I’ve paid dearly for this; we are not a nation that values honesty or individuality. The yentas are all over me.
Thoreau’s idea of independent integrity and thought is in peril.
Somehow, we lost the spirit of our revolution and have evolved into a people demanding that we all say what others have decided we should say, and do what others tell us to do.
I knew from the start that I would never be one of those conventional Hallmark grandfathers whose lives evolved around their granddaughters and grandsons. I didn’t know how and it wasn’t me. And it wasn’t what I really wanted.
I wanted to live my own life, not somebody else’s, which was hard enough.
But I have to say the pandemic made it impossible to know my quite remarkable granddaughter as she was growing up. We haven’t seen one another for nearly three years, and re-connecting is proving challenging. If this was something Emma and I wanted to do, we might have figured out a way to do it.
I have to be honest about that. But we have never been closer or easier with one another.
Emma gave me the great gift of her photography; I was able to follow Robin’s evolution from a toddler into an independent, articulate human being with loving parents who used New York City well as a backdrop for raising their child. I saw her grow and blossom, just like my Begonias.
I didn’t get to see it for myself; I got to see it on my Iphone and computer.
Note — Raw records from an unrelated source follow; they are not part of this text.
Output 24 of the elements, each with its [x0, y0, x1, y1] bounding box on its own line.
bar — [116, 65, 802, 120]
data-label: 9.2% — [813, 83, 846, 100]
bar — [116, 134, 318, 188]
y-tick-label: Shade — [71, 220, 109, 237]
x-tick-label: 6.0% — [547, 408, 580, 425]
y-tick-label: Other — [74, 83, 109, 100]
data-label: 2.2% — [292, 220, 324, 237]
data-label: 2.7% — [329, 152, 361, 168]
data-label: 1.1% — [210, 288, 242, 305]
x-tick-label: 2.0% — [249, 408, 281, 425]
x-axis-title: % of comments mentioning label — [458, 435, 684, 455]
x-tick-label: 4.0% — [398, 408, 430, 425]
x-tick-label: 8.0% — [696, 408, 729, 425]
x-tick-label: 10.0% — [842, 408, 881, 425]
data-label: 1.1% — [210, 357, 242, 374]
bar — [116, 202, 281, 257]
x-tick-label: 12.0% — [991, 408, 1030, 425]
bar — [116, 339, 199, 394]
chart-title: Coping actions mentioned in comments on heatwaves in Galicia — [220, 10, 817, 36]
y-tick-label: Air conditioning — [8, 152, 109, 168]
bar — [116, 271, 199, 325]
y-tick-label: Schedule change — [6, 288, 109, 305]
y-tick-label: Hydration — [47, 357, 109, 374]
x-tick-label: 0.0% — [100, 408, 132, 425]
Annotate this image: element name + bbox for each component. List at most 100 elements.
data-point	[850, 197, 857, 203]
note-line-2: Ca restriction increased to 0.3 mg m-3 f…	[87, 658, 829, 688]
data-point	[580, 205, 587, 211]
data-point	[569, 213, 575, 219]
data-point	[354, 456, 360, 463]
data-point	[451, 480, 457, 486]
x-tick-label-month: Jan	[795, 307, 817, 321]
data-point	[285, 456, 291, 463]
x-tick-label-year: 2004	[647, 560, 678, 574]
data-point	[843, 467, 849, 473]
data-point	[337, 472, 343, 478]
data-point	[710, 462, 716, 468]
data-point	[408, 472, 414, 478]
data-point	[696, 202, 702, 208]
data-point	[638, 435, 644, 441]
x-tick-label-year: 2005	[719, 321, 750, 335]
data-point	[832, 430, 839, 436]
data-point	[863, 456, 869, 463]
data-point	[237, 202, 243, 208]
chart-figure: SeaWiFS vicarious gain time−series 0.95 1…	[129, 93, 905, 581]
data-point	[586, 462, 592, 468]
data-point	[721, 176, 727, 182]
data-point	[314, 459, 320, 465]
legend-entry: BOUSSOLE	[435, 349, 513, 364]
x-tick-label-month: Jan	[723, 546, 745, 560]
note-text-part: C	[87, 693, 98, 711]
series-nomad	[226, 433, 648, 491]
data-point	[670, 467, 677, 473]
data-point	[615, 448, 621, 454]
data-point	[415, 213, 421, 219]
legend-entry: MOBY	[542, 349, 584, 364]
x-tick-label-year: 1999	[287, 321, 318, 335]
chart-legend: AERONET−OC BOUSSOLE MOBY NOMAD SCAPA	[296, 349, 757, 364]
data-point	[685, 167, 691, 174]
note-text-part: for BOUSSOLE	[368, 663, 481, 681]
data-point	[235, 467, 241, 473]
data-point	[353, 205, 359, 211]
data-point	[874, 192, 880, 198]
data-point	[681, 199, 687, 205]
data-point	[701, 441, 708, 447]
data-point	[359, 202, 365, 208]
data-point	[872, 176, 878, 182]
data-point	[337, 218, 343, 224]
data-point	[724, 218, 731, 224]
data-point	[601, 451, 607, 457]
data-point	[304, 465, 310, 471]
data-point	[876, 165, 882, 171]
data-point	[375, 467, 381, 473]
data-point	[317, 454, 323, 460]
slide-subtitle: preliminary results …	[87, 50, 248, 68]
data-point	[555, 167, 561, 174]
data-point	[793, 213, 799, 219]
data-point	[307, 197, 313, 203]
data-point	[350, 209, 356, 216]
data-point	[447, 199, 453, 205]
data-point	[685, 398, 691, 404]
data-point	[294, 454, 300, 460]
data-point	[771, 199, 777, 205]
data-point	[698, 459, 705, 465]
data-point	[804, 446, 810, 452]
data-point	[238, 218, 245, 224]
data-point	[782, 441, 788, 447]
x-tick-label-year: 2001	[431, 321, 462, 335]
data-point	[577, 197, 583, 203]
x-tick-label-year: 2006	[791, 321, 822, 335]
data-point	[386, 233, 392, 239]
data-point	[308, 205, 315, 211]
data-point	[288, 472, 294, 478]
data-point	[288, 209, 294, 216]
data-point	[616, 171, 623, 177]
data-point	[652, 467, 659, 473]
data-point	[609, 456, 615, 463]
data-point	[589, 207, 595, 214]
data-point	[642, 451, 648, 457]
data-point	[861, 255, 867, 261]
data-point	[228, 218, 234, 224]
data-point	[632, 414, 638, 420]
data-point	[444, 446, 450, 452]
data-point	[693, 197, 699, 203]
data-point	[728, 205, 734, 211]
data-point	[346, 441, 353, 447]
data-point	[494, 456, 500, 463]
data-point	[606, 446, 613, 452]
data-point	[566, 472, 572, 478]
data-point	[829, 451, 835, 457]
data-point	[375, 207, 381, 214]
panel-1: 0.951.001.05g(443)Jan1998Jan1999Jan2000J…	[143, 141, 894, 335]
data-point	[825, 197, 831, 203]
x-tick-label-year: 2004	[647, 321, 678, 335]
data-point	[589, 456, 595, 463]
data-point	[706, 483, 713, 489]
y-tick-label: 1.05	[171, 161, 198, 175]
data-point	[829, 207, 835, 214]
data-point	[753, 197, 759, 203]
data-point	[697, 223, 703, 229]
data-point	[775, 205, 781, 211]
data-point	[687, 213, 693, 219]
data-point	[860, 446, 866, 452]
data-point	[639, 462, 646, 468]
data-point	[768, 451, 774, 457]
That was better than not seeing it all, and I am grateful for it.
I’ve missed a critical period in Robin’s growth and am getting older. I’m not sure this narrative will change or how that might happen.
I believe strongly in the idea of radical acceptance. I accept a good and lucky life, and its ups and downs, and I celebrate what I do have, not what I don’t have.
I have a lot and give thanks for it every day.
Robin has a remarkable childhood; she is adored by her parents, exposed to every cultural offering of a great city, goes to one of the most respected schools in the country, and is confident, talented, outgoing, and curious.
I don’t know if I could have offered her any gifts she doesn’t have; she does not strike me as needing much.
I send her books and toys all the time, and we talk on the phone once in a while. I am good at buying her the things she wants.
It turned out the way I thought it would; she turned out better than I could have imagined. And she has a great mother.
Her other grandparents are more conventional and connected; she is lucky to have that.
She will do very well for herself, and if I wasn’t really to be a part of it – we don’t take vacations together – I can still enjoy it and take pleasure from it. And I love those photographers Emma sends me, she is a brilliant photographer.